Greenwald and Gaza

Since Glenn Greenwald is showing up on MSNBC and elsewhere, as an “expert” on Israel and Gaza, this is as good a time as any to recall his record with regard to the last major Hamas-Israel blowup, the Gaza incursion in 2008-09.

Greenwald consistently accused Israel of a “disproportionate” (and therefore illegal under international law) military response to the missile attacks from Gaza, but he refused to specify what he would consider a proportionate military response. He finally justified that refusal by claiming that since the military response was not going to work, only diplomatic means were lawful:

I’ve answered this repeatedly. Do you know of anyone who actually believes that at the end of this Israeli attack, there will be no more Hamas, or no more rockets? The only military solution to the rocket attacks is total annihilation of the residents of Gaza and a complete flattening of their cities. If Israel were to do that, what possible objections would those here be able to make who are arguing that “proportionality” has no role to play in restricting the means used to fight justifiable wars? Terrorism ends when the causes of it are addressed, typically via diplomatic means. That’s what history proves. [Editor’s note: But cf. Israel’s successful counter-terrorism operations in the West Bank in the 2000s, among other examples.]

Putting aside the obvious strawmen (no one was arguing that there would “be no more Hamas,” or not a single rocket), what history has shown is that 3,000 rockets, missiles, and mortars landed in Israel in 2008 before the Gaza incursion, and that includes a lengthy cease-fire period. Since the end of the Gaza incursion, only about 200 projectiles have fallen in Israel from Gaza, and, I believe, none have caused physical injuries. Other commentators (but not Greenwald) have acknowledged that they were wrong about the efficacy of Israel’s military action.

But let’s repeat the initial point: Greenwald thinks that ANY military action that Israel may take against Hamas is illegitimate, and that Israel’s only proper response to whatever violence Hamas unleashes is diplomacy. If Hamas decides to adhere to its stated policy that its goal is the destruction of Israel and the exile of its inhabitants, and acts accordingly, Israel’s only resort is apparently to surrender.

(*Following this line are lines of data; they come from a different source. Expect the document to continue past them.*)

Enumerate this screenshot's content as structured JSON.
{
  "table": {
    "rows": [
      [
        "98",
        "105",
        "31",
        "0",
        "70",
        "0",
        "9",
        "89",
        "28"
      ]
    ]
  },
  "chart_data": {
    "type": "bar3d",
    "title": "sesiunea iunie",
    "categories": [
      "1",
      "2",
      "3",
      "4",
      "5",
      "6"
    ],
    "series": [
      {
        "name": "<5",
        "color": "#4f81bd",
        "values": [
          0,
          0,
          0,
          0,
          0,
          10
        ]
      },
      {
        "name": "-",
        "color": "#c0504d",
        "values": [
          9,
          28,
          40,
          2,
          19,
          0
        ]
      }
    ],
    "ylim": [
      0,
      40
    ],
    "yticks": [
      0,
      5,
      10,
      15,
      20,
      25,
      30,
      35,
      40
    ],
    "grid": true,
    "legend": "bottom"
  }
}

And while we’re on the subject of Greenwald, here’s an interview with Greenwald in which he (a) claims that Israel’s boarding of a blockade-running ship violates international law because the ship was in international waters. Ruth Wedgwood, an actual expert in international law, then comes on to rebut him. I’m not an international law expert, and it’s not my cup of tea, but if you’re going to cite international law, you might as well get it right, and my understanding is that Greenwald is simply wrong here. Greenwald, also accuses Israel of piracy [UPDATE: More specifically, he writes, perserving I suppose plausible deniability: “What’s so odd about that is that the U.S. has been spending a fair amount of time recently condemning exactly such acts as ‘piracy’ and demanding ‘that those who commit acts of piracy are held accountable for their crimes’,” though he doesn’t actually link to anything suggesting that the U.S. has said that a state enforcing a blockade on the high seas is “piracy”], even though piracy is by definition undertaken by non-state actors; and (b) accuses everyone who disagrees with him about Israel’s blockade of simply regurgitating propaganda, which is amusing coming from someone who unhesitatingly repeated the following false propaganda from the “Free Gaza” activists: “Those on the ships emphatically state that the IDF came on board shooting.” (He later added a “but see” (without acknowledging that it wasn’t there initially), linking to video that rebuts the claim he regurgitated.) And this from someone who constantly accuses journalists he doesn’t like of being “mindless stenographers.”

UPDATE: Greenwald updates: “for an excellent discussion of the illegality of the Israeli raid, see this analysis from former British Ambassador and maritime law expert Craig Murray, and this one from International Law Professor Kevin Jon Heller (the Post has a decent article on this topic today as well).”

The first piece simply asserts that the raid was illegal. Heller, meanwhile, argues that the blockade itself is illegal, but seems to acknowledge that if the blockade is legal, the raid is legal. The Post piece presents different perspectives, but the “illegality” argument seems come down to the bizarre position that a state can board ships heading to another recognized state to enforce a blockade, but it can’t board ships heading to a terrorist entity that acts as a state to enforce a blockade.